L’article 113 (3b) de la Constitution, amendée en 1982, et donnant droit à chaque nouveau gouvernement de procéder à des changements chez les hauts fonctionnaires et dans les corps para-étatiques est aussi montré du doigt. « C’est pour cela qu’après chaque élection on voit de nouvelles nominations dans les ministères et les corps parapublics. » La State and Other Employees Federation demande ainsi le retrait de cet article.

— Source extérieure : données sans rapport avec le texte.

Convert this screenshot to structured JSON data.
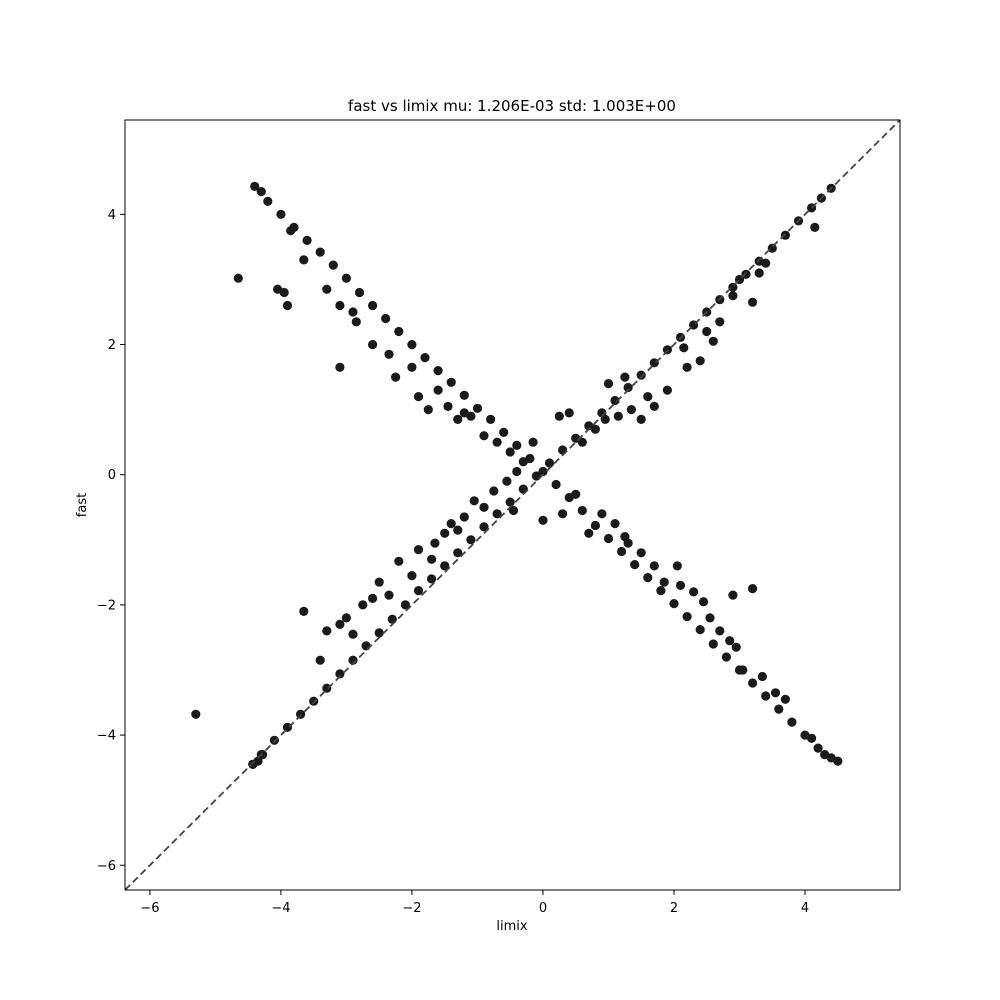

Parmi les 23 points évoqués dans le document, l’instance syndicale mentionne également que la Commission anti-corruption ne devrait pas utiliser la police pour des investigations ou pour arrêter des personnes. « En se faisant, l’Icac usurpe les pouvoirs du commissaire de police », avance-t-elle. Par ailleurs, la fédération réclame une assistance légale pour les fonctionnaires qui sont appelés comme témoins. « Ce n’est pas normal qu’ils payent de leur poche. »
Autre demande : la nomination d’une Ombudsperson pour la fonction publique. Cela donnerait la possibilité aux fonctionnaires de rapporter les cas d’intimidation.
Aussi, la fédération précise qu’elle participe activement aux discussions sur les réformes de la pension.